Incoming: Branches, Revisions, and Layers

Announcing: Branches and Revisions!

Pollen Sense has grown a lot over the last few years! As we approach our 100 millionth frame, wrangling all of the frames and tags has evolved (stay tuned for exciting updates on that 100 millionth frame!). This project has been months in the process, codenamed LIMB.

What This Means for You

To save you some reading, this means that we’ll be able to keep track of dataset improvements over time! Either by request or for our own continuous improvement, we re-run historical frames against new AI models to improve data quality. Branches and revisions enable us to now store and track those data quality improvements over time!
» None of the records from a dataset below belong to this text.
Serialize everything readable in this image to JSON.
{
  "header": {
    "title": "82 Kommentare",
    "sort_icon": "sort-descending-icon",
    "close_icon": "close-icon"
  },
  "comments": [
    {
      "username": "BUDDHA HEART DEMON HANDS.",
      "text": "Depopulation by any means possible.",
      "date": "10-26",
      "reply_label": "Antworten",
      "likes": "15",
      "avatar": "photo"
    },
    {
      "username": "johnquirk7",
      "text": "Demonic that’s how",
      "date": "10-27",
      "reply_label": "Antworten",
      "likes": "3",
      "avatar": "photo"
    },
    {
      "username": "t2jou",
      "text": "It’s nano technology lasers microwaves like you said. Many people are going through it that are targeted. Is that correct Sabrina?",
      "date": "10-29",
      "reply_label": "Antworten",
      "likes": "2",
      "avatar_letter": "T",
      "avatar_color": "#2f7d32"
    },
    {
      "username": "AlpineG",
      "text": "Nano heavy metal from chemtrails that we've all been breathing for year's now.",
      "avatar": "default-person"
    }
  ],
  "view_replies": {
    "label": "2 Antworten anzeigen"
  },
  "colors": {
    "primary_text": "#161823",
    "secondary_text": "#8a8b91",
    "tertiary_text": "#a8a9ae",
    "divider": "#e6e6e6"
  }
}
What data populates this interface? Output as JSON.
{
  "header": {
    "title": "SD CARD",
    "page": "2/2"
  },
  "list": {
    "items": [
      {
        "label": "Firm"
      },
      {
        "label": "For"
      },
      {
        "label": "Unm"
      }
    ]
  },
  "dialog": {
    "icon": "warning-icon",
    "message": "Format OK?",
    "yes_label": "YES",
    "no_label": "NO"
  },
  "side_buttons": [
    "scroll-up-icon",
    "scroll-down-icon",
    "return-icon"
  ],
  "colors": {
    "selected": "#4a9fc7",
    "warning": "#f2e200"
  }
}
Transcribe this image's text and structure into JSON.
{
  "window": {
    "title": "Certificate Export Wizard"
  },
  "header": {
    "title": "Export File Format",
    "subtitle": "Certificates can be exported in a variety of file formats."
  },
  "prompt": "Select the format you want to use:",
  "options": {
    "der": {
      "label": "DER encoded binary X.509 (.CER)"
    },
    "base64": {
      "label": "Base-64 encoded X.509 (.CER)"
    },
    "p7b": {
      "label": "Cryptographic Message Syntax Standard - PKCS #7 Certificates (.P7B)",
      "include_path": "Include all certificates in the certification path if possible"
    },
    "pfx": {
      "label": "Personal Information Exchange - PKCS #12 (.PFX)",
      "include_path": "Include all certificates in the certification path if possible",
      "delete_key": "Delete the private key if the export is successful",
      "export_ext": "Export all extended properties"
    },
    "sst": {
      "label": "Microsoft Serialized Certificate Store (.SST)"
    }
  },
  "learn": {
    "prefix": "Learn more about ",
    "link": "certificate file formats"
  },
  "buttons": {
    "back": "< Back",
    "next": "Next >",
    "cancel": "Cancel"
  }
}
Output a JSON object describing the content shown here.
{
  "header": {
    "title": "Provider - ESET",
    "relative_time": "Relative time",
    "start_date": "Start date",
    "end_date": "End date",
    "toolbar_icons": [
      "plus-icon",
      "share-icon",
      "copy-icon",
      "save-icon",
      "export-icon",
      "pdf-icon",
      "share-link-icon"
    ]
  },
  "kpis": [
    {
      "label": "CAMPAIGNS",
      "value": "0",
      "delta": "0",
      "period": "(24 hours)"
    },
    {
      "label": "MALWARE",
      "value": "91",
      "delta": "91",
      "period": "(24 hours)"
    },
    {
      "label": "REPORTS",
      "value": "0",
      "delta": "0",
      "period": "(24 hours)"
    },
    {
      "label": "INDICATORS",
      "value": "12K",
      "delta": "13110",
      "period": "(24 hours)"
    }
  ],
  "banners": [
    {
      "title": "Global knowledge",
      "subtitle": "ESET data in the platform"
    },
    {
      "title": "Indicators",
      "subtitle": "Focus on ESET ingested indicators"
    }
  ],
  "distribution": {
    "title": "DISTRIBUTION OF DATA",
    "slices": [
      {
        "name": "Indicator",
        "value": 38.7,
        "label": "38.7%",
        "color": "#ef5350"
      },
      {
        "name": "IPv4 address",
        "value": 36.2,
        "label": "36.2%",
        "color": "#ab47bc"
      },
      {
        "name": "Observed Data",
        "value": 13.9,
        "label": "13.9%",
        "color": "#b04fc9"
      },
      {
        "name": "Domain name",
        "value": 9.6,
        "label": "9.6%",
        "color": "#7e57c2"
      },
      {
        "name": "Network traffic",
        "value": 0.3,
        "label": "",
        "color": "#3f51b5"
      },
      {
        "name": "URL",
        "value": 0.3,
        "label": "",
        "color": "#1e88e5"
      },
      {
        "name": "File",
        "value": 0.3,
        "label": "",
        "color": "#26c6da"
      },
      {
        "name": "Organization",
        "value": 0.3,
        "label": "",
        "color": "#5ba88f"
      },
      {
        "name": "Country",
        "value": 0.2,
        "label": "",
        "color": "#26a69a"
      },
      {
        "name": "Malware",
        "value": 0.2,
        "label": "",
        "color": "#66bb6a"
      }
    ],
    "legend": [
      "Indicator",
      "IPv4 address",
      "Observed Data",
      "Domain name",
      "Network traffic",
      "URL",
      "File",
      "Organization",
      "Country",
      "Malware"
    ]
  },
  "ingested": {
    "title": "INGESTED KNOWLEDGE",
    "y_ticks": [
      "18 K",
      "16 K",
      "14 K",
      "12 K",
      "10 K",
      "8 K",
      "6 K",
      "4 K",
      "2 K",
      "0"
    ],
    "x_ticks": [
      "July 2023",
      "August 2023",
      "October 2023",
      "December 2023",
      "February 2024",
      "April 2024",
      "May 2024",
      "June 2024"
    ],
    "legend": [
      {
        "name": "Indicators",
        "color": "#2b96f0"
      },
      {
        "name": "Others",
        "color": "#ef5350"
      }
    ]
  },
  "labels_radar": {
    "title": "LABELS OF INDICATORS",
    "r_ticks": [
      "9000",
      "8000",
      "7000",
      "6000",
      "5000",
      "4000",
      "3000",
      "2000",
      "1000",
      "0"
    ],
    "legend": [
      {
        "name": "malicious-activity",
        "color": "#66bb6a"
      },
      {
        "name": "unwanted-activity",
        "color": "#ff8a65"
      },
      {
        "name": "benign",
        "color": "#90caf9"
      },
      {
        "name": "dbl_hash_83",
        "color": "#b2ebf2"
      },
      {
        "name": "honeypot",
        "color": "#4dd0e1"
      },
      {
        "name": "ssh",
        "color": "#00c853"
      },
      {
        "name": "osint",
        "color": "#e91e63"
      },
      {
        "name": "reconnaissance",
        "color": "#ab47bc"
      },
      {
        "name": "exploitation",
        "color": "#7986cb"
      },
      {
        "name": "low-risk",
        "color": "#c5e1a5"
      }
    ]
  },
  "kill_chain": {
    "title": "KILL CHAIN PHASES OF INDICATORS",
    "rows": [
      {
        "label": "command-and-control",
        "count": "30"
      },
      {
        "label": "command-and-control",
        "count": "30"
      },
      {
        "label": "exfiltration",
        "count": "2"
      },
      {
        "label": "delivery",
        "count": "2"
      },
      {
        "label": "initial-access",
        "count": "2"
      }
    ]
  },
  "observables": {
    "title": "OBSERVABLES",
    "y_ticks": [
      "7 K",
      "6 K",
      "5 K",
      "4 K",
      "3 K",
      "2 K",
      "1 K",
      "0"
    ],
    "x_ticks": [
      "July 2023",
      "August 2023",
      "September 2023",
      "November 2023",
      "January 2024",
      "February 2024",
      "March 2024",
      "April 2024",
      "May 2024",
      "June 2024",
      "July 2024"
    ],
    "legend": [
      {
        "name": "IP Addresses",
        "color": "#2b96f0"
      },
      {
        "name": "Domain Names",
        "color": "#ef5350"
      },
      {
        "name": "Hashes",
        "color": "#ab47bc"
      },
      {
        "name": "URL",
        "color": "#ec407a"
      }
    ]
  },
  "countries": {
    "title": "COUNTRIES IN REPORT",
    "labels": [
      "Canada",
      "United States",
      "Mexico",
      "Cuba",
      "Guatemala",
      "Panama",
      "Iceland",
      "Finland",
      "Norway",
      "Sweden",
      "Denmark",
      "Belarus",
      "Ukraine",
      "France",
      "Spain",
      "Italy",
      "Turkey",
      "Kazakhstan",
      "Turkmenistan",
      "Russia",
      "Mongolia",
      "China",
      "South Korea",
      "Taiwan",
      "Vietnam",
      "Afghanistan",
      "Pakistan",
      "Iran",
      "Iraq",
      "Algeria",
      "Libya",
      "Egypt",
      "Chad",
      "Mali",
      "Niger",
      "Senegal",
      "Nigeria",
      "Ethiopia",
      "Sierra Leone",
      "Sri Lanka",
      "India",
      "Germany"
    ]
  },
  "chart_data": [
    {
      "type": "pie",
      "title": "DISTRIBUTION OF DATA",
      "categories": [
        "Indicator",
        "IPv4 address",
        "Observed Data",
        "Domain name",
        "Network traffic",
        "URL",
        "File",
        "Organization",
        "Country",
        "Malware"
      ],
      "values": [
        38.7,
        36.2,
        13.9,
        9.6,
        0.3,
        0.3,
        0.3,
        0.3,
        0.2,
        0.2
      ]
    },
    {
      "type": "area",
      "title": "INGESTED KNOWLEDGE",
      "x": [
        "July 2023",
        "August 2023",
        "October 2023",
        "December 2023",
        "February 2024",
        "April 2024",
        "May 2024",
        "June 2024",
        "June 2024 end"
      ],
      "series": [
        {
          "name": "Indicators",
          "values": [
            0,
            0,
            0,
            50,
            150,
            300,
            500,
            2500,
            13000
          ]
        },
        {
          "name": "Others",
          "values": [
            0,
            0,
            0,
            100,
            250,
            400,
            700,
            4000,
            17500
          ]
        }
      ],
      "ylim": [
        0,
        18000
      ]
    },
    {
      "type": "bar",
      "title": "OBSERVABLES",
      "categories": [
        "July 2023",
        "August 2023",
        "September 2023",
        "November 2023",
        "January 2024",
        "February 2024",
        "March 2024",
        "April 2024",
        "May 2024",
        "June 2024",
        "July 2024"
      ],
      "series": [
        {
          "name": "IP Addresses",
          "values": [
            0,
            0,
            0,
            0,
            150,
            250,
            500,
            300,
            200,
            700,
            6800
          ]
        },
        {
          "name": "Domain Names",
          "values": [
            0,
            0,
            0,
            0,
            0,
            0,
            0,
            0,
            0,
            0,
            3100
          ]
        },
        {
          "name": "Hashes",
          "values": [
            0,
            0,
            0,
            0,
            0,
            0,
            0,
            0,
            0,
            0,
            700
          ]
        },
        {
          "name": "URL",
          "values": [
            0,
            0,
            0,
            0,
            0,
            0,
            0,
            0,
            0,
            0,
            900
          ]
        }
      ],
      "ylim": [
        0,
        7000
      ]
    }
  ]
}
At launch, there is a single branch and revision: PS for “Pollen Sense” and a revision numbered 1. We are still working on some areas of our data pipeline to use Branches and Revisions, such as having a staging area so that AI datasets can be published at the same time, or releasing changes to our geospatial emissions model (GEM) in batches. Thus, Revision 1 will contain some changes both to datasets as well as GEM in it. Future revisions will not experience mid-revision changes and will trigger a new revision.

A couple of notes

  • V1 Sensor APIs are being deprecated, as the response format as well as request parameters had to change. New data will no longer be available after March 11,2026 and the APIs are scheduled to be removed no later than March 26, 2026. 
  • We are still in the process of back-filling all almost-100 million frames into the PS-1 Branch/Revision; In the interim, old portal UIs and V1 Sensor APIs can be used to access that historical data. If we have not completed the back-filling by March 26, 2026, the V1 Sensor APIs will be left up.
  • The Metrics tab in the portal has received some significant upgrades! When viewing historical data, you no longer need to hunt for when a given site had provisioned sensors, the UI will guide you! 

For Those That Love the Details

A little on how our AI-powered airborne particulate recognition system works: like humans, AI can struggle to detect differences between similar looking particulates. When a scientist is counting under a microscope, they use the context they’ve built up to know that a certain white-blob is going to be a cedar particle because of the time of year, where they are located, etc. Using that same principle, we’ve built a system (codenamed GEM - Geospatial Emissions Model) to know what category datasets to include in a given AI model.

These GEM learnings evolve over time, as do the datasets of tags fed to the AI models. When the LIMB project is fully complete, we will be able to track these changes to GEM as well as datasets and much more.

Branches are named processing lines (for example, the core "PS" branch or customer-specific branches). Revisions are versioned releases within a branch, each tied to a concrete processing configuration and effective timestamp. Another concept introduced is Layers

  • Layer 10 represents exactly what the AI vision models detected without any modifications. 
  • Layer 20 “layers in” comparing a given tag against our GEM model to filter out false positives at the beginning and ending of seasons by requiring the AI model to reach a certain confidence threshold for the tag to count. In situations where it falls below the threshold, the tag is instead counted as generic dust
  • Layer 30 includes the layering done by Layer 20 and adds in any human-performed corrections

This model provides direct benefits:

  • Reproducibility: You can request the same branch and revision later and get identical results.
  • Comparability: You can compare revisions to quantify the impact of model changes.
  • Safety: Updates do not overwrite existing datasets; they add a new revision instead.
  • Flexibility: Customer-specific branches can coexist with the core processing branch.
  • Clarity: Every dataset has a clear lineage and version identity.

API deprecation and the path forward

The v1 Sensor Owner API endpoints are deprecated. This move is not just a change in routes, it is a shift to a more reliable and transparent data model. The v2 endpoints read from the branched metrics pipeline, which means revisions are tracked and stored, reports directly from vision tagging are available, and so much more! Oh, and we snuck in a couple of frequently asked API endpoints too 😊

Benefits of moving to v2 include:

  • Stable versioning: Branch and revision parameters let you lock in results.
  • Future-proof design: New processing improvements appear as new revisions, not silent rewrites.
  • Higher confidence: You always know which processing version produced the data.
  • A single source of truth: v2 is aligned with the portal and internal services.